Ces dernières années, en plus de tes albums solo, tu as produit quelques nouveaux groupes. Est-ce une carrière possible dans le futur
J’ai toujours eu une soif intarissable de découverte des sons. Depuis des années, je collectionne les appareils de prise de son les plus bizarres : des chambres d’écho des années 50, des micros des années 40, une table de mixage de 1969, un sampler des années 90. Ce n’est pas la nostalgie de Paul Weller ou de Lenny Kravitz, juste une recherche du meilleur son possible. Malheureusement, les groupes excitants ne sont pas légion. On ne tombe pas tous les jours sur une merveille comme Frank & Walters, qui m ont immédiatement séduit au Falcon, un petit club londonien. De façon générale, le rock m’ennuie à mourir. Sauf le mien (sourire)… Lloyd Cole m a contacté pour son prochain album, mais ça ne se fera pas. Après toutes les saloperies que j’ai pu raconter à son sujet, je suis stupéfait qu’il puisse encore m adresser la parole. Il est si gentil, si aimable et attentionné que j’ai vraiment du mal à lui dire d’aller se faire enculer (rires)… Souvent, je suis frustré, en écoutant les disques des autres, par le sabotage des producteurs ou des ingénieurs du son. Mais je ne pense pas être capable de faire carrière : j’ai trop mauvais caractère pour tolérer le moindre compromis en studio, pour accepter le dialogue, la diplomatie. Si je deviens producteur à temps plein un jour, ce sera pour en découdre avec Phil Spector ou Van Dyke Parks. Le rêve, c’est de rester enfermé des jours et des nuits avec mes propres chansons et d’être aussi prétentieux, maniaque, libre et irraisonnable que possible.

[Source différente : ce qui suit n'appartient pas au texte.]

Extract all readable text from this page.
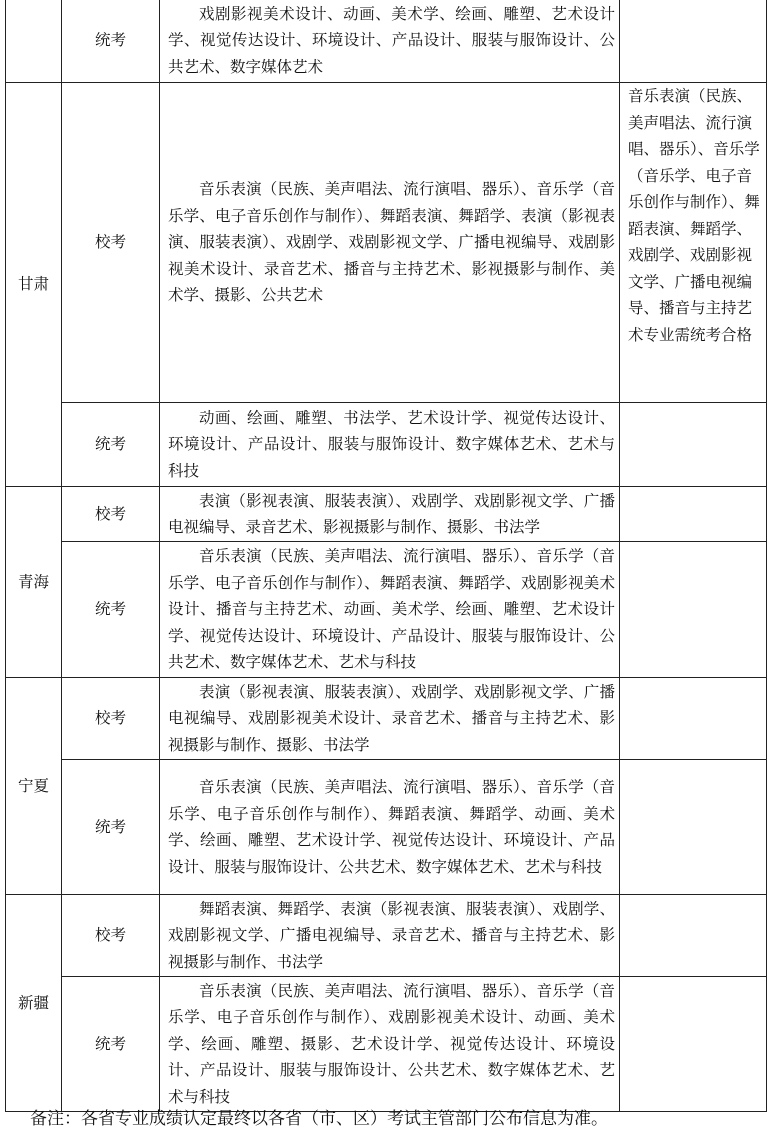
	统考	戏剧影视美术设计、动画、美术学、绘画、雕塑、艺术设计学、视觉传达设计、环境设计、产品设计、服装与服饰设计、公共艺术、数字媒体艺术	

甘肃	校考	音乐表演（民族、美声唱法、流行演唱、器乐）、音乐学（音乐学、电子音乐创作与制作）、舞蹈表演、舞蹈学、表演（影视表演、服装表演）、戏剧学、戏剧影视文学、广播电视编导、戏剧影视美术设计、录音艺术、播音与主持艺术、影视摄影与制作、美术学、摄影、公共艺术	音乐表演（民族、美声唱法、流行演唱、器乐）、音乐学（音乐学、电子音乐创作与制作）、舞蹈表演、舞蹈学、戏剧学、戏剧影视文学、广播电视编导、播音与主持艺术专业需统考合格
	统考	动画、绘画、雕塑、书法学、艺术设计学、视觉传达设计、环境设计、产品设计、服装与服饰设计、数字媒体艺术、艺术与科技	

青海	校考	表演（影视表演、服装表演）、戏剧学、戏剧影视文学、广播电视编导、录音艺术、影视摄影与制作、摄影、书法学	

	统考	音乐表演（民族、美声唱法、流行演唱、器乐）、音乐学（音乐学、电子音乐创作与制作）、舞蹈表演、舞蹈学、戏剧影视美术设计、播音与主持艺术、动画、美术学、绘画、雕塑、艺术设计学、视觉传达设计、环境设计、产品设计、服装与服饰设计、公共艺术、数字媒体艺术、艺术与科技	

宁夏	校考	表演（影视表演、服装表演）、戏剧学、戏剧影视文学、广播电视编导、戏剧影视美术设计、录音艺术、播音与主持艺术、影视摄影与制作、摄影、书法学	

	统考	音乐表演（民族、美声唱法、流行演唱、器乐）、音乐学（音乐学、电子音乐创作与制作）、舞蹈表演、舞蹈学、动画、美术学、绘画、雕塑、艺术设计学、视觉传达设计、环境设计、产品设计、服装与服饰设计、公共艺术、数字媒体艺术、艺术与科技	

新疆	校考	舞蹈表演、舞蹈学、表演（影视表演、服装表演）、戏剧学、戏剧影视文学、广播电视编导、录音艺术、播音与主持艺术、影视摄影与制作、书法学	

	统考	音乐表演（民族、美声唱法、流行演唱、器乐）、音乐学（音乐学、电子音乐创作与制作）、戏剧影视美术设计、动画、美术学、绘画、雕塑、摄影、艺术设计学、视觉传达设计、环境设计、产品设计、服装与服饰设计、公共艺术、数字媒体艺术、艺术与科技	

备注：各省专业成绩认定最终以各省（市、区）考试主管部门公布信息为准。
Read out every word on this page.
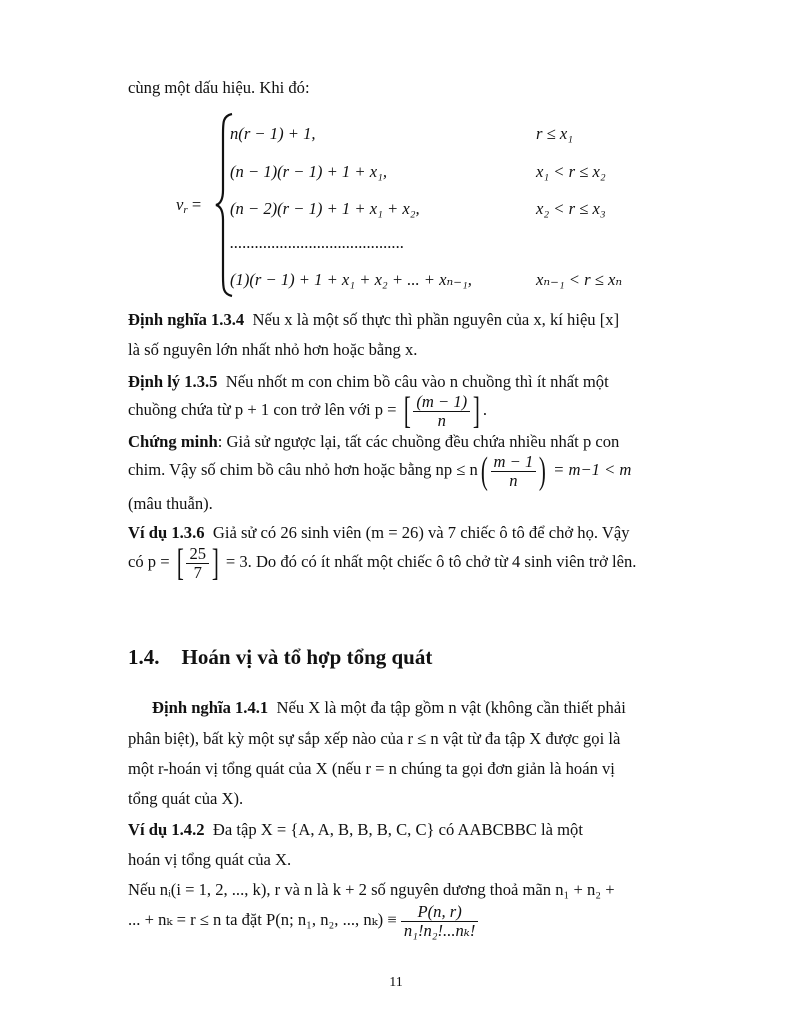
cùng một dấu hiệu. Khi đó:
$v_r$ =
n(r − 1) + 1,	r ≤ x₁
(n − 1)(r − 1) + 1 + x₁,	x₁ < r ≤ x₂
(n − 2)(r − 1) + 1 + x₁ + x₂,	x₂ < r ≤ x₃
..........................................
(1)(r − 1) + 1 + x₁ + x₂ + ... + xₙ₋₁,	xₙ₋₁ < r ≤ xₙ
Định nghĩa 1.3.4 Nếu x là một số thực thì phần nguyên của x, kí hiệu [x]
là số nguyên lớn nhất nhỏ hơn hoặc bằng x.
Định lý 1.3.5 Nếu nhốt m con chim bồ câu vào n chuồng thì ít nhất một
chuồng chứa từ p + 1 con trở lên với p = [ $\frac{(m - 1)}{n}$ ] .
Chứng minh: Giả sử ngược lại, tất các chuồng đều chứa nhiều nhất p con
chim. Vậy số chim bồ câu nhỏ hơn hoặc bằng np ≤ $n( \frac{m - 1}{n}$ ) = m−1 < m
(mâu thuẫn).
Ví dụ 1.3.6 Giả sử có 26 sinh viên (m = 26) và 7 chiếc ô tô để chở họ. Vậy
có p = [ $\frac{25}{7}$ ] = 3. Do đó có ít nhất một chiếc ô tô chở từ 4 sinh viên trở lên.
1.4. Hoán vị và tổ hợp tổng quát
Định nghĩa 1.4.1 Nếu X là một đa tập gồm n vật (không cần thiết phải
phân biệt), bất kỳ một sự sắp xếp nào của r ≤ n vật từ đa tập X được gọi là
một r-hoán vị tổng quát của X (nếu r = n chúng ta gọi đơn giản là hoán vị
tổng quát của X).
Ví dụ 1.4.2 Đa tập X = {A, A, B, B, B, C, C} có AABCBBC là một
hoán vị tổng quát của X.
Nếu nᵢ(i = 1, 2, ..., k), r và n là k + 2 số nguyên dương thoả mãn n₁ + n₂ +
... + nₖ = r ≤ n ta đặt P(n; n₁, n₂, ..., $n_k) \equiv \frac{P(n, r)}{\text{n₁!n₂!...nₖ!}}$
11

Tu as 35 ans. Comment envisages-tu ton futur
Il faudrait que je boive moins et que je fasse de l’exercice. Plusieurs de mes copains en sont réduits à suivre des régimes macrobiotiques ? j’en suis incapable. Je suis trop paresseux et, de toute façon, il est inconcevable de monter sur scène sans boire. J’entends en permanence des stars ou mes amis raconter à quel point leur vie a été bouleversée par la naissance d’un enfant, certains poussent même le vice jusqu’à en faire des chansons. L’arrivée de mon petit garçon n’a rien changé, je ne l’ai pas vécue comme un miracle, dans la béatitude. C’était juste logique. Peut-être ai-je hérité de l’égoïsme de mon père.